The cohomology ring of an even dimensional sphere is $\mathbb{Z}[\alpha]/(\alpha^2)$ where the degree of $\alpha$ is the dimension of the sphere. From the Künneth formula, the cohomology ring of a product of even dimensional spheres is $\mathbb{Z}[\alpha]/(\alpha^2) \otimes \mathbb{Z}[\beta]/(\beta^2) \simeq \mathbb{Z}[\alpha,\beta]/(\alpha^2,\beta^2)$.
I want to focus on the isomorphism between the above tensor product of polynomial rings with the two variable polynomial ring.
In particular the case of an odd dimensional sphere, according to Hatcher, the cohomology ring of an odd dimensional sphere is the exterior algebra $\Lambda[\alpha]$ where the degree of $\alpha$ is odd. For an exterior algebra of more than one variable, the generators anti-commute which, from my understanding, is the real distinction between an exterior algebra and the polynomial ring $\mathbb{Z}[\alpha]/(\alpha^2)$. In the case of a one variable exterior algebra, it seems there is no difference between the polynomial ring and the exterior algebra.
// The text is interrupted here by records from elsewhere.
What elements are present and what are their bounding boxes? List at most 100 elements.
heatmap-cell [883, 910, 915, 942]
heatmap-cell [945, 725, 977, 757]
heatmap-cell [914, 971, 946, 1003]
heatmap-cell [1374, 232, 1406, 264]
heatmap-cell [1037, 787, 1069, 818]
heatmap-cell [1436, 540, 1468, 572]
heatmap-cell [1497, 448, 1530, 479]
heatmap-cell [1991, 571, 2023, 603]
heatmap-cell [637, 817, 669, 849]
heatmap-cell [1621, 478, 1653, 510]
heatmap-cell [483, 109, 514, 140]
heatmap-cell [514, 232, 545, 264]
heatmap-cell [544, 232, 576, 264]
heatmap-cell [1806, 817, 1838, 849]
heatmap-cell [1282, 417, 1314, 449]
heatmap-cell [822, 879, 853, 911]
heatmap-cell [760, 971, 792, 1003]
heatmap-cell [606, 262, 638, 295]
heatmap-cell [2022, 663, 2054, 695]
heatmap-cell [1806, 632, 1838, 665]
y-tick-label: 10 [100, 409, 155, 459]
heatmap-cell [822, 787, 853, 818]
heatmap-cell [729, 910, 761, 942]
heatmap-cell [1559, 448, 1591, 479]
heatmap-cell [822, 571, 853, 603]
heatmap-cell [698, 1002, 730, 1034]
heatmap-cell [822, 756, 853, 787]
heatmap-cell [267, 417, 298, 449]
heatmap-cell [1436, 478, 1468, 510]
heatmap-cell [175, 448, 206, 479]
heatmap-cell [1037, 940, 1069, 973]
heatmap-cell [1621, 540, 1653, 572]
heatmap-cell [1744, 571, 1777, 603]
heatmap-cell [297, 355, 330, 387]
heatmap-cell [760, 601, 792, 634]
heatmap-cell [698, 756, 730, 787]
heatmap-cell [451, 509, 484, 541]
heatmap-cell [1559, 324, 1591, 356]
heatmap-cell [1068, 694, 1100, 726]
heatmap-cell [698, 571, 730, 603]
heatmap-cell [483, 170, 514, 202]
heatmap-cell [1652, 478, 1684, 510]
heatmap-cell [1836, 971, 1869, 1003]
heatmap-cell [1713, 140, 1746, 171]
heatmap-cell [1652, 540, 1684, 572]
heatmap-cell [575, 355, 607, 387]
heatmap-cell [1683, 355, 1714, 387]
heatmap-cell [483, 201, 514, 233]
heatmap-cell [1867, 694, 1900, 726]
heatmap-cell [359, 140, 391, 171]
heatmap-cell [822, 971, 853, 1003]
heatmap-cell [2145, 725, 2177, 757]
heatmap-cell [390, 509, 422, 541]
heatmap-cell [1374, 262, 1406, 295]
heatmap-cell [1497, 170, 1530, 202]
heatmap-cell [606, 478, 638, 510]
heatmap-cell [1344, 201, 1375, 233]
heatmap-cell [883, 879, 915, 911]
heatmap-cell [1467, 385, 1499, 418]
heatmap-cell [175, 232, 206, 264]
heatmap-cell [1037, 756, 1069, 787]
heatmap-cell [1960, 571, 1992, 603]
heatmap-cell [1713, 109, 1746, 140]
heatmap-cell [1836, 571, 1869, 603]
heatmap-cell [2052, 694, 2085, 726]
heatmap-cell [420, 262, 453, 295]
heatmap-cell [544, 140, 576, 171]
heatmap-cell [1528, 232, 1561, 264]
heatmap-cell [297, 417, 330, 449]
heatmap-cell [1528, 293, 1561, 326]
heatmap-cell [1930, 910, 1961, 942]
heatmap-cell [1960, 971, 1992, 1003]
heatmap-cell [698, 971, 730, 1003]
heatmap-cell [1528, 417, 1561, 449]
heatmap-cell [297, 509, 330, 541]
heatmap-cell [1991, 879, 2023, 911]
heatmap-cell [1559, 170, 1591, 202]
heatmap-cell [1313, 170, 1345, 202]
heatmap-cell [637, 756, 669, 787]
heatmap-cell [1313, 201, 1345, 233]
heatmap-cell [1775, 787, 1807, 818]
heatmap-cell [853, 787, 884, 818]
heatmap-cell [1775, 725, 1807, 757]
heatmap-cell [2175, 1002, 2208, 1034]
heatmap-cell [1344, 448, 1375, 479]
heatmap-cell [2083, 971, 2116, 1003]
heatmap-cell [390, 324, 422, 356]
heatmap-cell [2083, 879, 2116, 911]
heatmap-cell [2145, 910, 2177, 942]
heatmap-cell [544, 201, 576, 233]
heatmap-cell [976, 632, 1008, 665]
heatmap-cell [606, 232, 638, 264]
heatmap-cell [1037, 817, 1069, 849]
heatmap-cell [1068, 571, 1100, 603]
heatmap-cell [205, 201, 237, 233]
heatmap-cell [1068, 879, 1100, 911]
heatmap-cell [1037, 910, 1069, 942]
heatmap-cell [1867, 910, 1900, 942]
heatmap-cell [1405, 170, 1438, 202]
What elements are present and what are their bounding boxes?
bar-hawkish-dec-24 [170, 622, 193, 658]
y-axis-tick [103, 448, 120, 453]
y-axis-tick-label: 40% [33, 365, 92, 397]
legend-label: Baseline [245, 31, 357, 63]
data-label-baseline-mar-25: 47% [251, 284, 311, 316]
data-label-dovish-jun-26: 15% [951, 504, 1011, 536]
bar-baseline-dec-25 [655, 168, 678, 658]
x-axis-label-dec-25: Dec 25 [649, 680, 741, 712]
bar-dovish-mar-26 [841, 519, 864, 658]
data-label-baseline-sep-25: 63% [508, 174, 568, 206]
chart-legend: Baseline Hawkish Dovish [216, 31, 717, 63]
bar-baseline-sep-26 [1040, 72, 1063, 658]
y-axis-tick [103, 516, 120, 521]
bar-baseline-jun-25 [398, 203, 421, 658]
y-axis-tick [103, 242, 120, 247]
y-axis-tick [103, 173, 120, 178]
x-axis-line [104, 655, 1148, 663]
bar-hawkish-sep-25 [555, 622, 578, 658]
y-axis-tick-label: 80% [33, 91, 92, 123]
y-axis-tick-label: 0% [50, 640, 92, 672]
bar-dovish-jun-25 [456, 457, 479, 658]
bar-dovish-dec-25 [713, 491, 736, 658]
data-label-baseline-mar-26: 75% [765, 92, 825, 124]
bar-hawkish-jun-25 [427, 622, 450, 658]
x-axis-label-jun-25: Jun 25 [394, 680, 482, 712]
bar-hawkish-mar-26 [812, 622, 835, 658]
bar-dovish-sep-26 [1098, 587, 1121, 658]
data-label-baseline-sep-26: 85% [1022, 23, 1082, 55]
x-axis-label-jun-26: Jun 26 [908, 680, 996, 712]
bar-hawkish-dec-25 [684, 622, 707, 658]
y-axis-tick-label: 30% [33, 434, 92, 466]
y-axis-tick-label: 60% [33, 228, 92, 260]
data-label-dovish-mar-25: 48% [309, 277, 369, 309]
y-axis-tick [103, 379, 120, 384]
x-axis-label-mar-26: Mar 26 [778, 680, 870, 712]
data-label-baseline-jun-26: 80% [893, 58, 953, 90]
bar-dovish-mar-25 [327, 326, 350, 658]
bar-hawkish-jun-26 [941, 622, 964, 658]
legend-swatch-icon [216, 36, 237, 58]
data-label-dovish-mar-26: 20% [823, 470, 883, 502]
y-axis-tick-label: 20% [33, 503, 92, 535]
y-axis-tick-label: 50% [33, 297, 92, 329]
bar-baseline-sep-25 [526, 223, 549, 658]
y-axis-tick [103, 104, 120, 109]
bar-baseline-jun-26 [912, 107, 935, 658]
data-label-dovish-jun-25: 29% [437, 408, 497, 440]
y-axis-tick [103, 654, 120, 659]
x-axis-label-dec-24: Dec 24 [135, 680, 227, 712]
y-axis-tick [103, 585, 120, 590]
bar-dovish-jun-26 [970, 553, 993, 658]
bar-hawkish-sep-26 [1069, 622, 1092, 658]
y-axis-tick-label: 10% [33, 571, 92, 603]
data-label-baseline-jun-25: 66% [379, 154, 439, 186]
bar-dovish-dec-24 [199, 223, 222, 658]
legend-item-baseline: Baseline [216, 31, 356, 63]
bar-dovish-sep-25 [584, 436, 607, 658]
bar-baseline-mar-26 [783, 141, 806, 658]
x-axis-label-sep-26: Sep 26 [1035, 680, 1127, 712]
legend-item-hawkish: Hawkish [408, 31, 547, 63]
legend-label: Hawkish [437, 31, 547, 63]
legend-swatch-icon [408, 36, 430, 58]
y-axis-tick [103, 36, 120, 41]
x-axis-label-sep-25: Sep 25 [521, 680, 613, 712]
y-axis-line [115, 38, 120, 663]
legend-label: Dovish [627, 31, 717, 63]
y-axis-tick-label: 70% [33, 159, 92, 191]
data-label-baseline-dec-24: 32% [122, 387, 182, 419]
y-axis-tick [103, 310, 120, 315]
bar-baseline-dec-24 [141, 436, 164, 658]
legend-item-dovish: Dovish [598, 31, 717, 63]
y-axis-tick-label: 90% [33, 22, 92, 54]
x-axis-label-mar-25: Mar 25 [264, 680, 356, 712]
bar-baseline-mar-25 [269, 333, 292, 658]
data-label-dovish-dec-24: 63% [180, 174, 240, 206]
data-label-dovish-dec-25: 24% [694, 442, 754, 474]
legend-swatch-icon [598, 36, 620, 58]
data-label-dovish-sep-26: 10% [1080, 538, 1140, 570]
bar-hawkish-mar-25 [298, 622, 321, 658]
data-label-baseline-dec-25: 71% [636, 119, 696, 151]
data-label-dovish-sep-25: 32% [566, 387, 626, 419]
If, for example, one wishes to compute the polynomial ring of, say, $S^3 \times S^2$, we have by Künneth that the polynomial ring is $\Lambda[\alpha] \otimes \mathbb{Z}[\beta]/(\beta^2)$ where the degrees of $\alpha$ and $\beta$ are 3 and 2, respectively.
My question is, can we say that the above graded tensor product is isomorphic to $\mathbb{Z}[\alpha,\beta]/(\alpha^2,\beta^2)$?
I believe we can, because the cup product multiplication satisfies $\alpha\beta = (-1)^{|\alpha||\beta|}\beta\alpha$ and, because the degree of $\beta$ is even, this means that $\alpha$ and $\beta$ commute.
Is this logic correct?
Best Answer
Let's consider $S^{2n}\times S^{2m+1}$, where $m,n\in\Bbb Z^+$, then $H^*(S^{2n}\times S^{2m+1})\cong \Lambda_{\Bbb Z}[\alpha]\otimes \Bbb Z[\beta]/(\beta^2)$, where $|\alpha|=2m+1,|\beta|=2n$.